Tori Amos nunca foi de meias-palavras, mas a sua mais recente declaração de intenções parece ter subido o tom da urgência. Com o anúncio do seu 18.º álbum de estúdio, In Times of Dragons, a artista norte-americana mergulha de cabeça numa narrativa parabólica sobre o estado da democracia moderna, prometendo um disco que é tanto um manifesto político como uma viagem mística pelo sul profundo dos Estados Unidos.
«In Times of Dragons is a metaphorical story about the fight for Democracy over Tyranny, reflecting the current abhorrent non accidental burning down of democracy in real time by the ‘Dictator believing Lizard Demons’ in their usurpation of America». A frase que acompanha a promoção ao disco não é apenas uma nota de rodapé; é o coração pulsante do projecto.

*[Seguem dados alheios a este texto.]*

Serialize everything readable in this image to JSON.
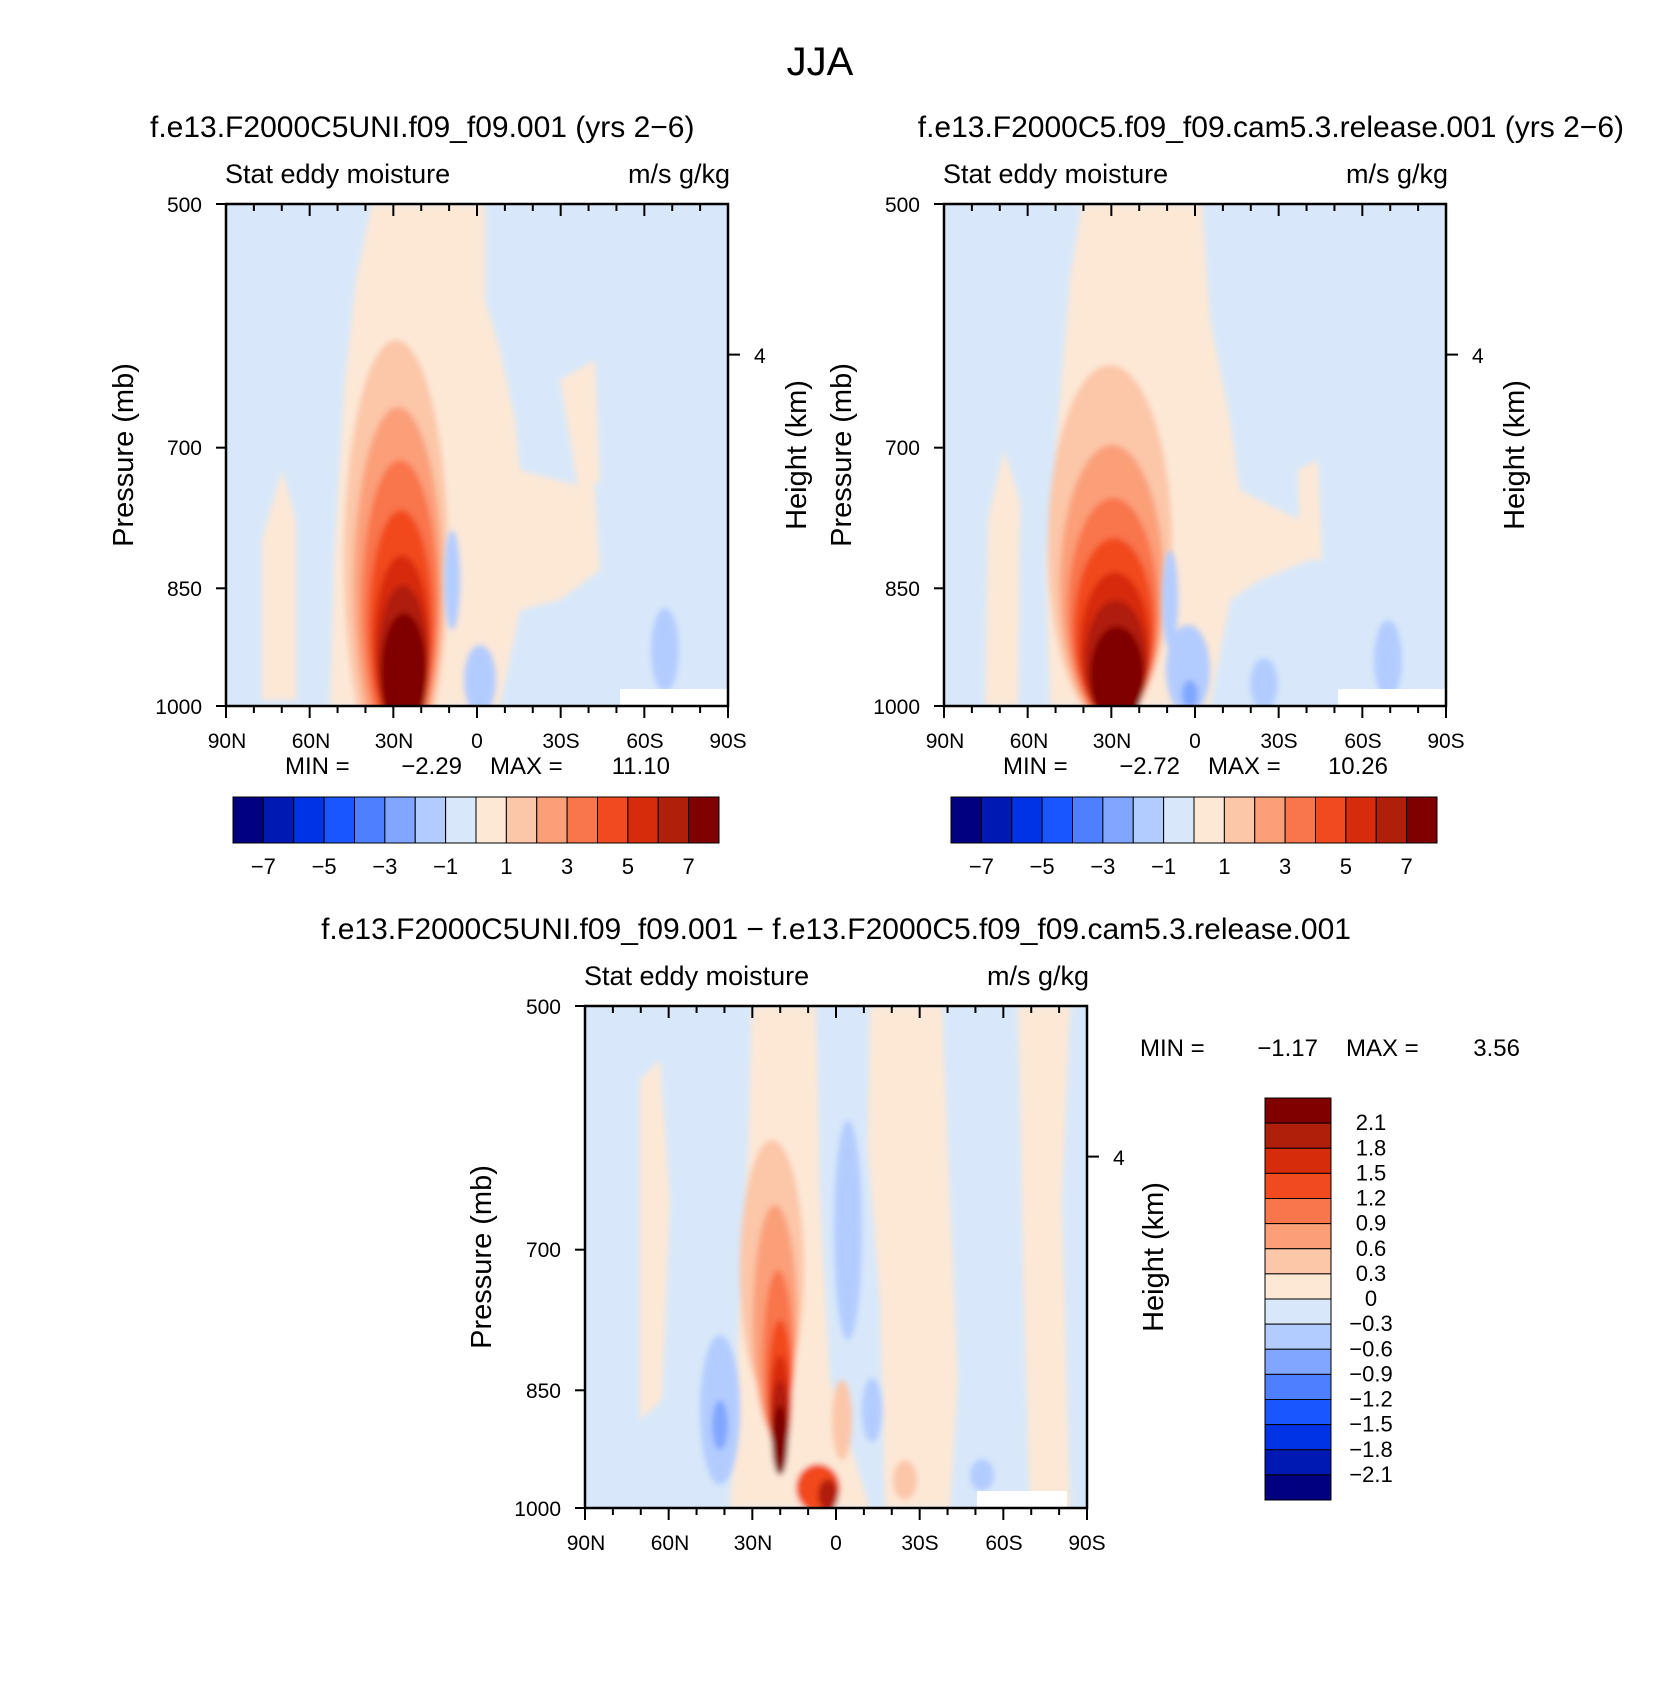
{
  "figure": {
    "title": "JJA",
    "min_label": "MIN =",
    "max_label": "MAX =",
    "pressure_axis_label": "Pressure (mb)",
    "height_axis_label": "Height (km)"
  },
  "scales": {
    "main": {
      "colors": [
        "#000080",
        "#0019b3",
        "#0033e6",
        "#1a56ff",
        "#4d7fff",
        "#80a6ff",
        "#b3ccff",
        "#d8e8fa",
        "#fde8d6",
        "#fcc6a8",
        "#fb9f79",
        "#f9754c",
        "#f24a1f",
        "#d72c0c",
        "#b01f0a",
        "#800000"
      ],
      "tick_labels": [
        "−7",
        "−5",
        "−3",
        "−1",
        "1",
        "3",
        "5",
        "7"
      ]
    },
    "diff": {
      "colors": [
        "#000080",
        "#0019b3",
        "#0033e6",
        "#1a56ff",
        "#4d7fff",
        "#80a6ff",
        "#b3ccff",
        "#d8e8fa",
        "#fde8d6",
        "#fcc6a8",
        "#fb9f79",
        "#f9754c",
        "#f24a1f",
        "#d72c0c",
        "#b01f0a",
        "#800000"
      ],
      "tick_labels": [
        "−2.1",
        "−1.8",
        "−1.5",
        "−1.2",
        "−0.9",
        "−0.6",
        "−0.3",
        "0",
        "0.3",
        "0.6",
        "0.9",
        "1.2",
        "1.5",
        "1.8",
        "2.1"
      ]
    }
  },
  "chart_data": [
    {
      "type": "heatmap",
      "title": "f.e13.F2000C5UNI.f09_f09.001 (yrs 2−6)",
      "left_label": "Stat eddy moisture",
      "right_label": "m/s g/kg",
      "x_tick_labels": [
        "90N",
        "60N",
        "30N",
        "0",
        "30S",
        "60S",
        "90S"
      ],
      "y_tick_labels": [
        "500",
        "700",
        "850",
        "1000"
      ],
      "y_right_tick_labels": [
        "4"
      ],
      "ylabel": "Pressure (mb)",
      "ylabel_right": "Height (km)",
      "min": "−2.29",
      "max": "11.10",
      "colorbar": "main",
      "max_location": {
        "lat": 30,
        "pressure": 950
      }
    },
    {
      "type": "heatmap",
      "title": "f.e13.F2000C5.f09_f09.cam5.3.release.001 (yrs 2−6)",
      "left_label": "Stat eddy moisture",
      "right_label": "m/s g/kg",
      "x_tick_labels": [
        "90N",
        "60N",
        "30N",
        "0",
        "30S",
        "60S",
        "90S"
      ],
      "y_tick_labels": [
        "500",
        "700",
        "850",
        "1000"
      ],
      "y_right_tick_labels": [
        "4"
      ],
      "ylabel": "Pressure (mb)",
      "ylabel_right": "Height (km)",
      "min": "−2.72",
      "max": "10.26",
      "colorbar": "main",
      "max_location": {
        "lat": 30,
        "pressure": 950
      }
    },
    {
      "type": "heatmap",
      "title": "f.e13.F2000C5UNI.f09_f09.001 − f.e13.F2000C5.f09_f09.cam5.3.release.001",
      "left_label": "Stat eddy moisture",
      "right_label": "m/s g/kg",
      "x_tick_labels": [
        "90N",
        "60N",
        "30N",
        "0",
        "30S",
        "60S",
        "90S"
      ],
      "y_tick_labels": [
        "500",
        "700",
        "850",
        "1000"
      ],
      "y_right_tick_labels": [
        "4"
      ],
      "ylabel": "Pressure (mb)",
      "ylabel_right": "Height (km)",
      "min": "−1.17",
      "max": "3.56",
      "colorbar": "diff",
      "max_location": {
        "lat": 20,
        "pressure": 930
      }
    }
  ]
}
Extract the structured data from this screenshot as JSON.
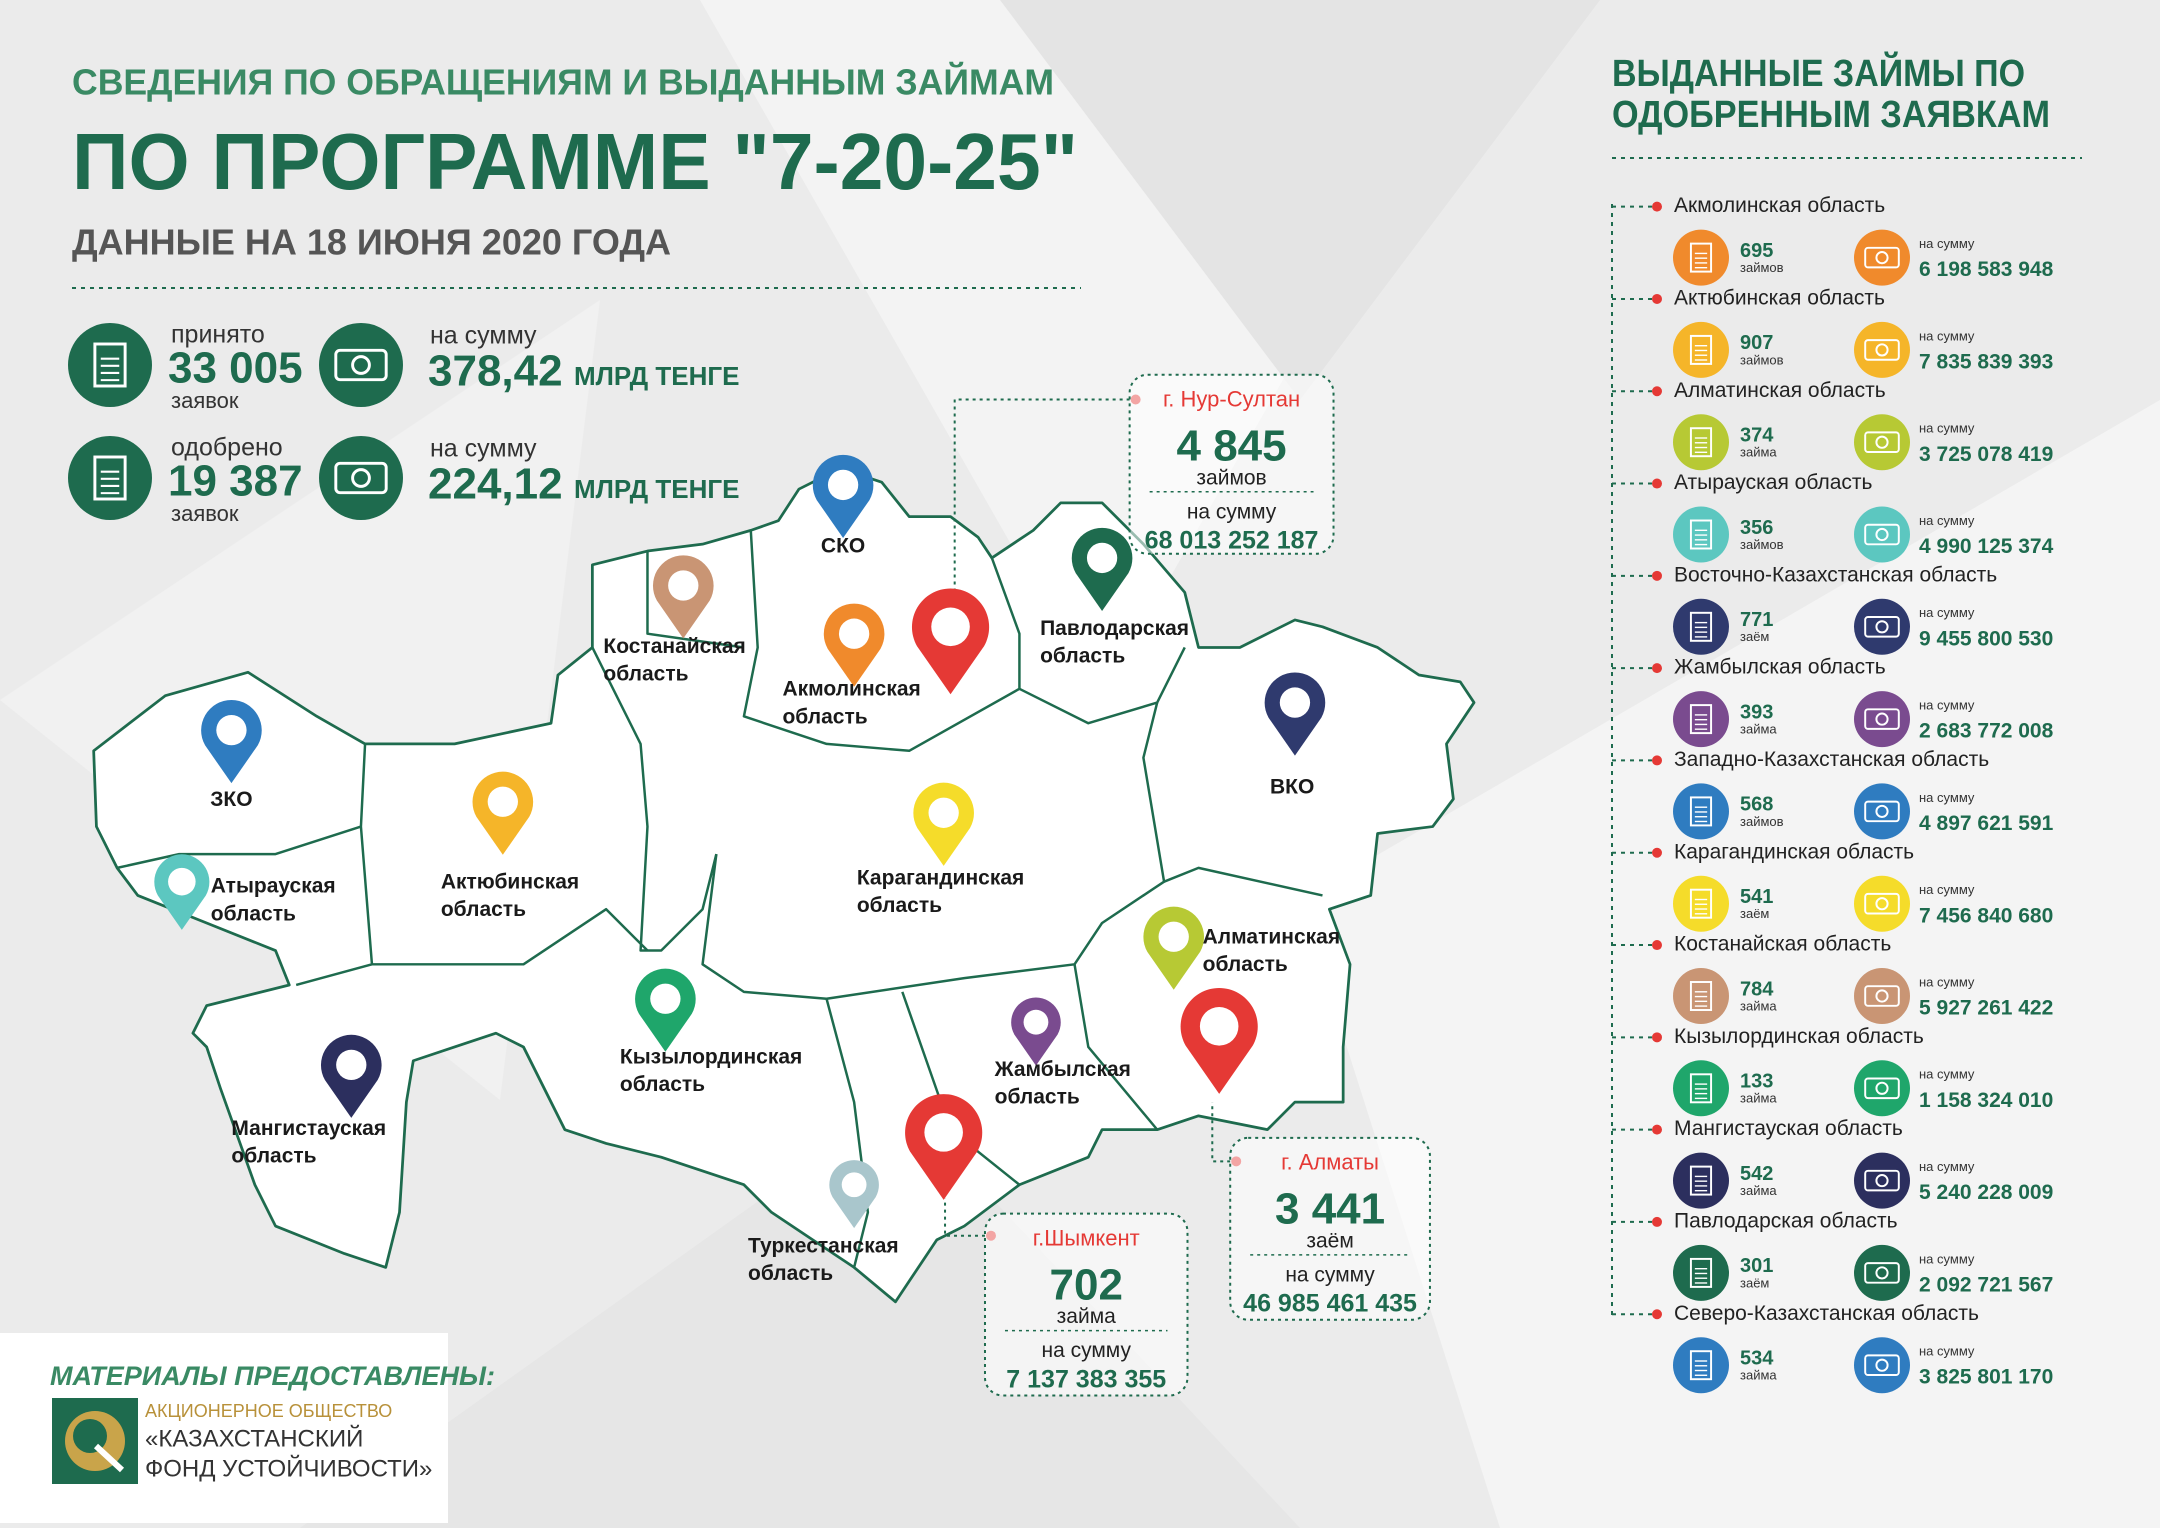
{
  "header": {
    "subtitle": "СВЕДЕНИЯ ПО ОБРАЩЕНИЯМ И ВЫДАННЫМ ЗАЙМАМ",
    "title": "ПО ПРОГРАММЕ \"7-20-25\"",
    "date": "ДАННЫЕ НА 18 ИЮНЯ 2020 ГОДА"
  },
  "summary": [
    {
      "label": "принято",
      "count": "33 005",
      "unit": "заявок",
      "sum_label": "на сумму",
      "sum": "378,42",
      "sum_unit": "МЛРД ТЕНГЕ"
    },
    {
      "label": "одобрено",
      "count": "19 387",
      "unit": "заявок",
      "sum_label": "на сумму",
      "sum": "224,12",
      "sum_unit": "МЛРД ТЕНГЕ"
    }
  ],
  "map": {
    "regions": [
      {
        "label": [
          "СКО"
        ]
      },
      {
        "label": [
          "Костанайская",
          "область"
        ]
      },
      {
        "label": [
          "Акмолинская",
          "область"
        ]
      },
      {
        "label": [
          "Павлодарская",
          "область"
        ]
      },
      {
        "label": [
          "ЗКО"
        ]
      },
      {
        "label": [
          "Атырауская",
          "область"
        ]
      },
      {
        "label": [
          "Актюбинская",
          "область"
        ]
      },
      {
        "label": [
          "Карагандинская",
          "область"
        ]
      },
      {
        "label": [
          "ВКО"
        ]
      },
      {
        "label": [
          "Алматинская",
          "область"
        ]
      },
      {
        "label": [
          "Жамбылская",
          "область"
        ]
      },
      {
        "label": [
          "Кызылординская",
          "область"
        ]
      },
      {
        "label": [
          "Мангистауская",
          "область"
        ]
      },
      {
        "label": [
          "Туркестанская",
          "область"
        ]
      }
    ],
    "cities": [
      {
        "name": "г. Нур-Султан",
        "count": "4 845",
        "unit": "займов",
        "sum_label": "на сумму",
        "sum": "68 013 252 187"
      },
      {
        "name": "г. Алматы",
        "count": "3 441",
        "unit": "заём",
        "sum_label": "на сумму",
        "sum": "46 985 461 435"
      },
      {
        "name": "г.Шымкент",
        "count": "702",
        "unit": "займа",
        "sum_label": "на сумму",
        "sum": "7 137 383 355"
      }
    ]
  },
  "loans": {
    "title": [
      "ВЫДАННЫЕ ЗАЙМЫ ПО",
      "ОДОБРЕННЫМ ЗАЯВКАМ"
    ],
    "regions": [
      {
        "name": "Акмолинская область",
        "color": "#f08a2c",
        "count": "695",
        "unit": "займов",
        "sum_label": "на сумму",
        "sum": "6 198 583 948"
      },
      {
        "name": "Актюбинская область",
        "color": "#f5b529",
        "count": "907",
        "unit": "займов",
        "sum_label": "на сумму",
        "sum": "7 835 839 393"
      },
      {
        "name": "Алматинская область",
        "color": "#b7c934",
        "count": "374",
        "unit": "займа",
        "sum_label": "на сумму",
        "sum": "3 725 078 419"
      },
      {
        "name": "Атырауская область",
        "color": "#5cc7c0",
        "count": "356",
        "unit": "займов",
        "sum_label": "на сумму",
        "sum": "4 990 125 374"
      },
      {
        "name": "Восточно-Казахстанская область",
        "color": "#2f3a6e",
        "count": "771",
        "unit": "заём",
        "sum_label": "на сумму",
        "sum": "9 455 800 530"
      },
      {
        "name": "Жамбылская область",
        "color": "#7a4b8f",
        "count": "393",
        "unit": "займа",
        "sum_label": "на сумму",
        "sum": "2 683 772 008"
      },
      {
        "name": "Западно-Казахстанская область",
        "color": "#2f7cc0",
        "count": "568",
        "unit": "займов",
        "sum_label": "на сумму",
        "sum": "4 897 621 591"
      },
      {
        "name": "Карагандинская область",
        "color": "#f5dc2a",
        "count": "541",
        "unit": "заём",
        "sum_label": "на сумму",
        "sum": "7 456 840 680"
      },
      {
        "name": "Костанайская область",
        "color": "#c99574",
        "count": "784",
        "unit": "займа",
        "sum_label": "на сумму",
        "sum": "5 927 261 422"
      },
      {
        "name": "Кызылординская область",
        "color": "#1fa66b",
        "count": "133",
        "unit": "займа",
        "sum_label": "на сумму",
        "sum": "1 158 324 010"
      },
      {
        "name": "Мангистауская область",
        "color": "#2c2f5e",
        "count": "542",
        "unit": "займа",
        "sum_label": "на сумму",
        "sum": "5 240 228 009"
      },
      {
        "name": "Павлодарская область",
        "color": "#1e6b4e",
        "count": "301",
        "unit": "заём",
        "sum_label": "на сумму",
        "sum": "2 092 721 567"
      },
      {
        "name": "Северо-Казахстанская область",
        "color": "#2f7cc0",
        "count": "534",
        "unit": "займа",
        "sum_label": "на сумму",
        "sum": "3 825 801 170"
      }
    ]
  },
  "footer": {
    "caption": "МАТЕРИАЛЫ ПРЕДОСТАВЛЕНЫ:",
    "org": [
      "АКЦИОНЕРНОЕ ОБЩЕСТВО",
      "«КАЗАХСТАНСКИЙ",
      "ФОНД УСТОЙЧИВОСТИ»"
    ]
  }
}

Tori Amos descreveu o álbum como uma história metafórica sobre a luta entre a Democracia e a Tirania, personificada na figura de um bilionário sádico. Na narrativa do disco (abre link), a protagonista foge deste regime opressor em direcção ao sul americano, encontrando pelo caminho dez personagens distintas — uma para cada canção.
O primeiro vislumbre deste universo chegou-nos no final de fevereiro com o single “Stronger Together”. A canção marca mais uma colaboração vocal com a sua filha, Tash, que aqui interpreta a personagem “The Daughter”. Musicalmente, a canção afasta-se do isolamento melancólico dos seus últimos trabalhos para abraçar um art-pop atmosférico e resiliente, onde as harmonias vocais entre mãe e filha servem como um voto de união contra as forças que tentam “incendiar a democracia”.
Para melhor compreendermos In Times of Dragons, precisamos de olhar para trás, para o disco de 2021, Ocean to Ocean. Naquela altura, Tori Amos estava confinada na Cornualha, lidando com o luto pela morte da sua mãe e a claustrofobia da pandemia. Criou um álbum introspectivo, sobre a cura através da natureza e a reconexão com a terra.
Se Ocean to Ocean era a busca por um porto seguro no meio da tempestade pessoal, In Times of Dragons é a saída desse porto para enfrentar o monstro em campo aberto. A transição é clara: a introspecção deu lugar à acção. Tori Amos parece ter trocado a melancolia salgada das paisagens inglesas pelo calor carregado de electricidade política da América actual. Onde o disco anterior procurava “oxigénio” para sobreviver, o novo procura “fogo” para purificar o sistema.

Com uma digressão mundial já anunciada, que será a sua maior em mais de uma década, Tori Amos prepara-se para levar este “teatro de guerrilha” ao palco. Entre pianos Bösendorfer e arranjos cinemáticos, In Times of Dragons perfila-se como um dos discos mais ambiciosos da sua carreira, provando que, aos 62 anos, a sua voz continua a ser um dos radares mais sensíveis (e afiados) da música contemporânea.
Baú de Raridades
Quase simultaneamente com o single “Stronger Together”, foi lançado “Hoover Factory”, acompanhado de várias outras covers. Embora esteja a ser promovida agora, esta versão de Tori Amos para o clássico de Elvis Costello faz parte da luxuosa reedição de 25.º aniversário de “Strange Little Girls” (o álbum de covers de 2001), lançada em Fevereiro de 2026.
A inclusão desta e de outras raridades, como “Growin’ Up” de Bruce Springsteen (abre link), serve como o aperitivo perfeito para o novo álbum, relembrando a capacidade camaleónica de Tori Amos em habitar identidades alheias para contar verdades desconfortáveis.